Last lecture for Immunology!
Transplants can be very useful in extending the lives of seriously ill patients for a few more years. Some common transplants are kidney transplants, as donors can survive with one less kidney, and bone marrow, which can help treat immunocompromised patients (as outlined here).
The issue with transplants is that the immune system may see the transplanted tissue as a foreign entity and attack it. The likelihood of this happening increases with the degree of "foreignness," which is a concept I touched on a while ago when talking about immunogenicity. An autograft, which is the least likely to be rejected, is derived from your own tissue (e.g. from stem cells collected at birth). Isografts come from identical twins, allografts come from unrelated members of the same species, and xenografts come from different species.
Rejection of grafts is mediated through several different pathways, such as T-cells and antibodies, as I'll explain in a bit. Memory cells can also be formed, so while transplant number 1 might take around 10 days to be rejected, transplant number 2 from the same donor will be rejected in only a few days. Because all of this requires a working immune system, nude mice (which lack a thymus) will happily accept grafts without any issue.

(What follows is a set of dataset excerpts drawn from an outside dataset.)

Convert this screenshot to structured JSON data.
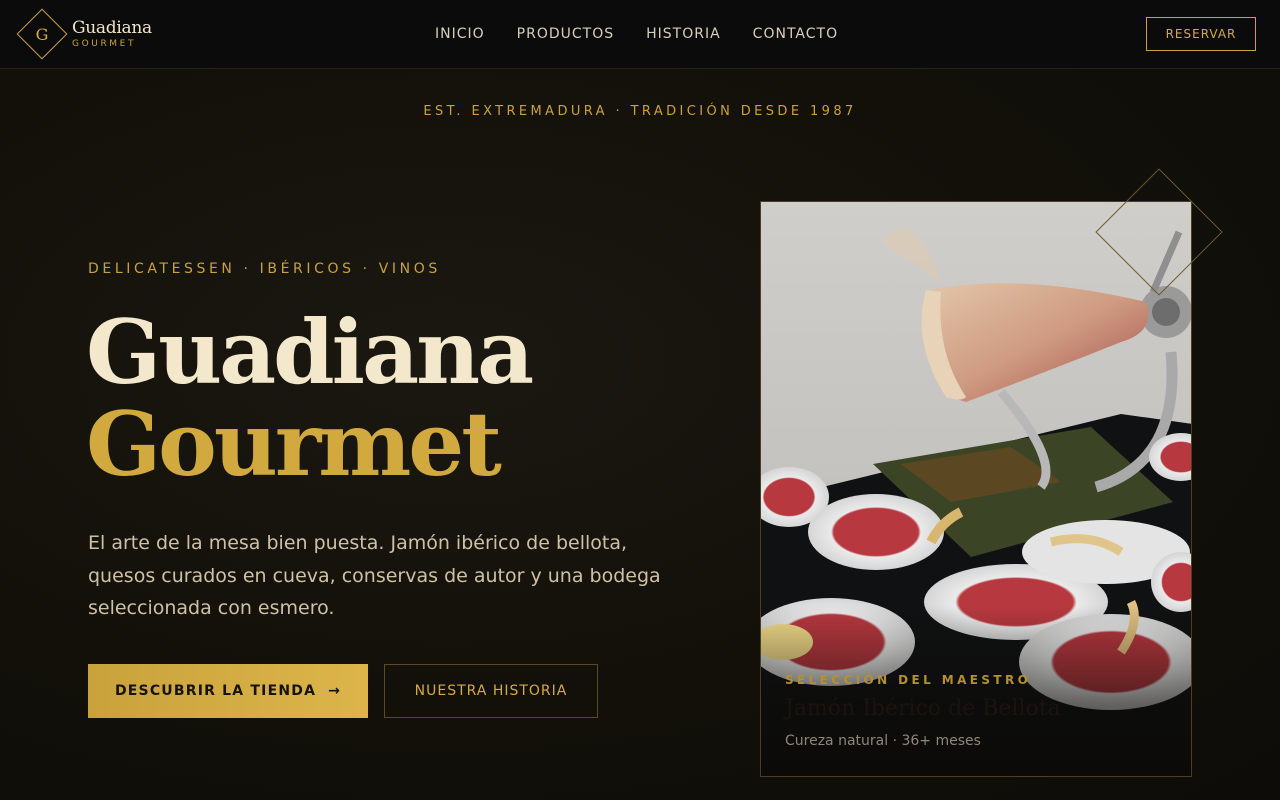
{
  "brand": {
    "letter": "G",
    "name": "Guadiana",
    "sub": "GOURMET"
  },
  "nav": {
    "items": [
      "INICIO",
      "PRODUCTOS",
      "HISTORIA",
      "CONTACTO"
    ],
    "cta": "RESERVAR"
  },
  "est_line": "EST. EXTREMADURA · TRADICIÓN DESDE 1987",
  "hero": {
    "eyebrow": "DELICATESSEN · IBÉRICOS · VINOS",
    "title_line1": "Guadiana",
    "title_line2": "Gourmet",
    "description": "El arte de la mesa bien puesta. Jamón ibérico de bellota, quesos curados en cueva, conservas de autor y una bodega seleccionada con esmero.",
    "primary_button": "DESCUBRIR LA TIENDA",
    "primary_arrow": "→",
    "secondary_button": "NUESTRA HISTORIA"
  },
  "feature_card": {
    "kicker": "SELECCIÓN DEL MAESTRO",
    "title": "Jamón Ibérico de Bellota",
    "subtitle": "Cureza natural · 36+ meses"
  },
  "colors": {
    "gold": "#c9a23f",
    "background": "#121009",
    "cream": "#f4e8cc"
  },
  "icons": [
    "diamond-logo-icon",
    "arrow-right-icon",
    "diamond-ornament-icon"
  ]
}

MHC molecules are some of the major antigens involved in rejection. Direct allorecognition is when the recipient's T-cells recognise "foreign" MHC molecules on the APCs from the donor. Aside from MHCs, there are also minor histocompatibility antigens (as opposed to the major ones), which are other proteins that differ from person to person. For example, males have H-Y antigen whereas females do not, so in a transplant from a male to a female, the female's immune system cells may react against it.
Thankfully, we don't just have to rely on trial and error to see if a donor and recipient match well or not. MHC testing can be carried out through several different methods. In one method, PCR is used to figure out which MHC molecules a person has (i.e. which haplotype). The other method is called Mixed Lymphocyte Reaction, or MLR, and involves mixing together T-helper cells from the recipient with APCs from the donor. These cells are also mixed with 3H-thymidine, a radioactive molecule that can be inserted into the DNA of proliferating cells. If the T-helper cells recognise the foreign class II MHC in the APCs, they will become activated and proliferate, taking up 3H-thymidine in the process. Uptake can be measured, giving an indication of whether or not the recipient will react against the donor cells or not.
As mentioned earlier, antibodies and T-cells can play a role in rejection. If the person already has antibodies against donor antigens (such as in the case of blood donation), then the rejection reaction happens very quickly, and is classified as "hyper-acute." Antibodies binding to donor tissue result in activation of complement, formation of immune complexes, formation of the MAC complex and so on, ultimately resulting in inflammation and other undesirable effects such as obstruction of blood vessels.
T-cells can also fight off a graft in pretty much the same way they fight off everything else, after first recognising foreign MLC and/or foreign peptides. That is, helper T-cells produce cytokines, cytotoxic T-cells kill stuff, and so on. These responses can be suppressed with several medications. Rapamycin blocks lymphocyte proliferation, whereas corticosteroids jut have general anti-inflammatory effects. Unfortunately, this can leave the patient at greater risk of infection.
Rejection can be classified according to the length of time over which the process occurs. Hyper-acute reactions, which occur within 24 hours, are mediated by preformed antibodies. Acute rejection, which takes from 10 days to a few weeks, relies on general humoral and cell-mediated immunity processes. Chronic rejection, which is often just the acute rejection process drawn out over time by immunosuppressants, can take several months to years. This is sometimes also mediated by minor histocompatibility antigens.
One special case that I want to touch on is that of bone marrow transplants. Bone marrow transplants are usually given to patients with severe immunodeficiency in order to help them "grow a new immune system." Here, since the patients are immunocompromised, the issue of the host rejecting the graft isn't so much an issue. Instead, there's an issue in which the immune cells in the graft might reject the host, causing a "Graft vs. Host (G vs. H)" reaction. In order to prevent this from happening, anti-CD3 is added to remove donor T-cells from the graft before transplantation. The recipient is also gamma-irradiated in order to kill off any immune system cells that they might have so that the donor cells can completely replace theirs. If donor T-cells are not eliminated, symptoms of G vs. H reactions, such as skin rashes, fever, anaemia, weight loss and diarrhoea, may occur. In extreme cases, this can be fatal.
Perhaps not the nicest note to finish on, but that's it for Immunology!